If people feel they’re living in almost a post-apocalyptic hellscape, when actually it’s amongst the safest and least crime-ridden times to have ever existed, how do you swing that around?
Let’s say there’s a hypothetical SC2 patch that by most reasonable metrics, is the most balanced state the game has ever been in. How do you placate the person who feels it’s the worst patch ever, and not as balanced as patches from the good old days, patches that were objectively way worse for balance?

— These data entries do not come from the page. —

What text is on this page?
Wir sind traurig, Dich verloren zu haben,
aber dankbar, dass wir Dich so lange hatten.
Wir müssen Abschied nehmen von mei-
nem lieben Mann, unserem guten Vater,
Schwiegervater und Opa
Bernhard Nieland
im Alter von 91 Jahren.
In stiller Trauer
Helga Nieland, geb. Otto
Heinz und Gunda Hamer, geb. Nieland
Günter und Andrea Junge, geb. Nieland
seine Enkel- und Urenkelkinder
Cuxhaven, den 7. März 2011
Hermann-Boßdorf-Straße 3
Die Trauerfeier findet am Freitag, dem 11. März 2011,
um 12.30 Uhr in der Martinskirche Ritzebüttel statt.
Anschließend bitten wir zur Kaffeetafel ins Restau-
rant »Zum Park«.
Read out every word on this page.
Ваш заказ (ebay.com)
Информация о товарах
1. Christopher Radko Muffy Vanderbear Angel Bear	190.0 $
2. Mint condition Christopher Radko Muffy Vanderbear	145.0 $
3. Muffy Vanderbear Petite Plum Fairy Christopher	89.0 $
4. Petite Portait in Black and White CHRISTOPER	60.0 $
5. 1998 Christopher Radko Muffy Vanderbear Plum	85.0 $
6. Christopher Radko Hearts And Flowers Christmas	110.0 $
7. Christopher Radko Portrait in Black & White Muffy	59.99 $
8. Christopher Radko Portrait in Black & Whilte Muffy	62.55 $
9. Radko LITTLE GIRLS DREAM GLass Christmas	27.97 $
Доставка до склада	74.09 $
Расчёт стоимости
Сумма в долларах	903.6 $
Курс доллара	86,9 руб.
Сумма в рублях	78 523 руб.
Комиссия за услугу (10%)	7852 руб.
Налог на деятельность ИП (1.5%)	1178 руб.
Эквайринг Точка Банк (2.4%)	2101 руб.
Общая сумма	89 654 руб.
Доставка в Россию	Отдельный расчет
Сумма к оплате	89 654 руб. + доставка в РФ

I don't know if you've read "Sapiens: a brief history of mankind". Arguably one of the best pop-science books about society. Actual historians and anthropologists tend to hate this book. E.g. https://web.archive.org/web/20200213152130/https://www.newenglishreview.org/C_R_Hallpike/A_Response_to_Yuval_Harari's_'Sapiens:_A_Brief_History_of_Humankind'/ That happens with every popular science book. It's hard to dumb down a subject enough for a layman and keep it accurate enough for the nerds. If I showed one of my lectures that's aimed at the public to my colleagues there would be endless arguing about how correct something is.
I think if they renamed it Sapiens: a brief history of mankind in Europe it would have much less backlash.
On the point of dumbing down, it is actually useful a lot of the time. Even when inaccurate, having a simple model to start from and add in the needed complexity for that specific case makes it easier for my limited human brain.